From ALL3DP by Leo Greguric

While it’s usually considered a rather complex subject, we’ll do our best to introduce you to the topic of laser scanning with simple explanations that cover the basics as well as the more advanced aspects of the technology.

We’ll start by explaining the core principles behind laser scanning and how the hardware operates alongside software to create the end result: a detailed 3D scan. With the basics of laser scanning functionality out of the way, we’ll dive deeper into some of the popular applications of laser scanning.

After all that, we’ll break down the cost of this technology for those looking to invest in laser scanning for your business or hobby. In the final part of the article, we’re going to take a detailed look at each of the main types of laser scanning technology so that you can get started on your own laser scanning projects. Or just learn something new!

Let’s dive right in!

How Does it Work?

Perhaps it’s best to begin by clarifying some terminology. Laser scanning is anything that utilizes a laser and includes some sort of movement in the form of continuous scanning. 3D scanning is a broader term that includes several techniques for obtaining a 3D scan, including photogrammetry. So, laser scanning is a method of 3D scanning, but it’s not the only option.

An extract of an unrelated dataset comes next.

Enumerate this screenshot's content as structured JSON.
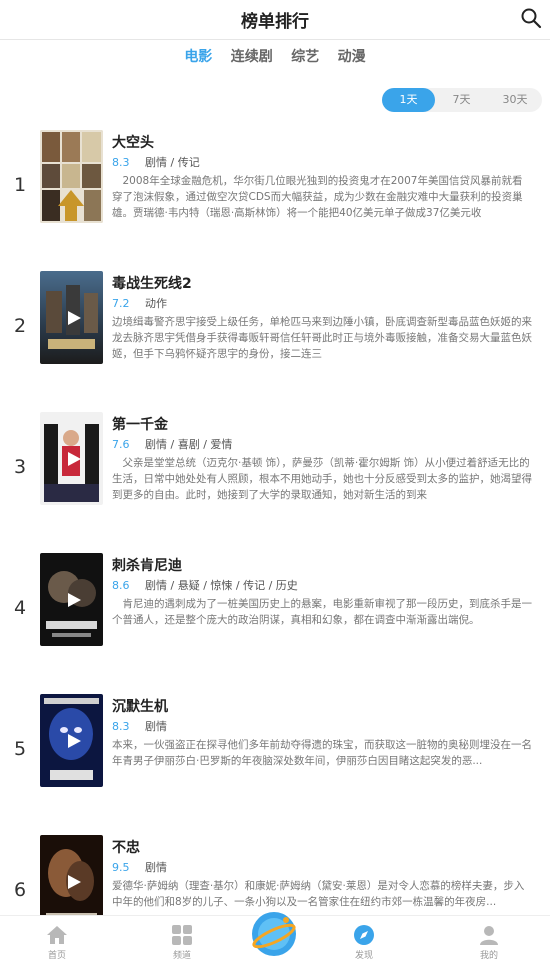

There are also varying types of laser scanning that differ in the way they map the space of interest. But the basis for all the methods is the reflection of laser light.

The Basics

As the scanner emits the laser light, it returns to the sensor located on the scanner after the beam hits an object. Since the speed of laser light is known, we can easily calculate the distance the beam has traveled. These distances are then plugged into software algorithms that use them to recreate the scene digitally. The algorithms change depending on which laser technology.

Laser scanning is a complex process that makes the best use of both hardware and software. The scanner itself is used as a device that collects a ton of data on terrain while performing the scan. The corresponding software is the brains of the whole operation, using the scanned points and connecting them into polygons, which then form the surface of a 3D scan.